For an ellipse you need to have a minor and a major axis length (so two kinds of radii).
You can use ([x-cx]/a)^2 + ([y-cy]/b)^2 = 1 and if you three points you will get three equations with four unknowns unless you have the semi-axes a and b in which you only need two equations in two unknowns.
Major and minor axes will be radom as the points i shoot with generate random ellipse it wont be a measured value. solving for cx and bx will give me center but i still dont know a and b
Well you will need another point to get four simultaneous equations for four unknowns.
If you do this then you can find a, b, cx, and cy.
i seem to know the semi-minor axis which is equal to radius of pile so i think three points are enough but not really helpful when coming to solve equation
Well if that is the case then simply set up three simultaneous equations get them in terms of one variable.
If you need some guidance, please tell me which variable you know (i.e. we treat it as a constant) and we'll go through it.
(x1,y1)=>(1.5,1.43)
(x2,y2)=>(1.99,1.43);
(x3,y3)=>(2.30,1.43);
radius of pile=> 0.3 m
Now I mean in terms of a and b: which one of those variables do you know (and can treat as a constant)?
i know b (semi-minor axis) =>0.3m
So we have three points and three equations which are:
([x1-cx]/a)^2 + ([y1-cy]/b)^2 = 1
([x2-cx]/a)^2 + ([y2-cy]/b)^2 = 1
([x3-cx]/a)^2 + ([y3-cy]/b)^2 = 1
where x1, y1, x2, y2, x3, y3 and b are constants. Re-arranging we get:
cy = y1 +- SQRT(b^2[1 - [(x1-cx)/a]^2])
cy = y2 +- SQRT(b^2[1 - [(x2-cx)/a]^2])
cy = y3 +- SQRT(b^2[1 - [(x3-cx)/a]^2])
So now we have potential solutions that link all the cy's together. Moving on we want to eliminate one more variable:
y1 +- SQRT(b^2[1 - [(x1-cx)/a]^2]) = y2 +- SQRT(b^2[1 - [(x2-cx)/a]^2]) = y3 +- SQRT(b^2[1 - [(x3-cx)/a]^2])

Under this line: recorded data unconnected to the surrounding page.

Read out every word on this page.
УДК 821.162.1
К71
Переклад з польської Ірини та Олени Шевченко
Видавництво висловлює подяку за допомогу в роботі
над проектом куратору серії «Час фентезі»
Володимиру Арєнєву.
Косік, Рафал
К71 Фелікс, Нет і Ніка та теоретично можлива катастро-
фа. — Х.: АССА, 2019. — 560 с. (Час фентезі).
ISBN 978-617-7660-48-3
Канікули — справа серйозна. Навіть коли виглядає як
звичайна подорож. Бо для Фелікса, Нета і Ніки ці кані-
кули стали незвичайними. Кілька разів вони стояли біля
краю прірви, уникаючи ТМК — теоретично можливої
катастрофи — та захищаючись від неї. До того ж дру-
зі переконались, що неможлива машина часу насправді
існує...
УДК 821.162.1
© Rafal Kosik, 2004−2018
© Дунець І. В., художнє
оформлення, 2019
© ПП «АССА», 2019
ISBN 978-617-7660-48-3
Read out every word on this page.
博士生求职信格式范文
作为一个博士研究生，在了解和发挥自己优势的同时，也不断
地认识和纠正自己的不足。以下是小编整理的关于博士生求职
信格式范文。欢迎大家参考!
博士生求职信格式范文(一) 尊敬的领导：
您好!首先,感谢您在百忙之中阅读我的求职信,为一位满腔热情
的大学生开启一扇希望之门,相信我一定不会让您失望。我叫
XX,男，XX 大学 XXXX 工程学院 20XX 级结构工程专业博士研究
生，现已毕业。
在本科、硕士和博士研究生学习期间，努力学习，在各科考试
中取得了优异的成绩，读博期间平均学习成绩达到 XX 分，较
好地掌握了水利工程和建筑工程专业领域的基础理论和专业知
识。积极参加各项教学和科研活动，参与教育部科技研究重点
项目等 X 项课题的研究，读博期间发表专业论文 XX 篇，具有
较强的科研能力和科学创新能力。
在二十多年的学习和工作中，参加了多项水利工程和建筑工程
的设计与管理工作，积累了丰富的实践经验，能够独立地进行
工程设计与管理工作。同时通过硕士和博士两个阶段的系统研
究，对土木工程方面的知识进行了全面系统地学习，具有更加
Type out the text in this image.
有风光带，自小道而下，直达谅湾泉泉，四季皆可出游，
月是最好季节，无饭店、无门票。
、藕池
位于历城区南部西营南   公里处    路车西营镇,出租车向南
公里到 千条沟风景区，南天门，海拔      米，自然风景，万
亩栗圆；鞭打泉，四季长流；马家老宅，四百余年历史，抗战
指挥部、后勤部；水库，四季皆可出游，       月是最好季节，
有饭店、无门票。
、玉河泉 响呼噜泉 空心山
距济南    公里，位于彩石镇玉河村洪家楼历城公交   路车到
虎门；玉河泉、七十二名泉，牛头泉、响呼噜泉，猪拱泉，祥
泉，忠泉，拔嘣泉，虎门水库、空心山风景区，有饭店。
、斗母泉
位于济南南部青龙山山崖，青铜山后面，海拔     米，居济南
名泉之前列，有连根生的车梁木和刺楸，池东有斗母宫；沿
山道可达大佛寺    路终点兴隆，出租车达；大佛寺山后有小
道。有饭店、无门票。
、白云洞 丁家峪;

I will just pause to ask you if you get what I'm doing and whether you want to attempt removing another variable so you get an equation in terms of one variable which you will solve via Newtons method.
yes i m getting it...
what is Newtons method?
I am getting nowhere can u please solve the equation
Newtons method is a way to numerically solve the roots of an equation by solving f(x) = 0 (there are multi-dimensional variants as well):
Newton's method - Wikipedia, the free encyclopedia
hi chiro,
I am really confused with solving the equation, i have to implementt this equation in C++ and was bit worried,so if you could help me further more i would really appreciate..: )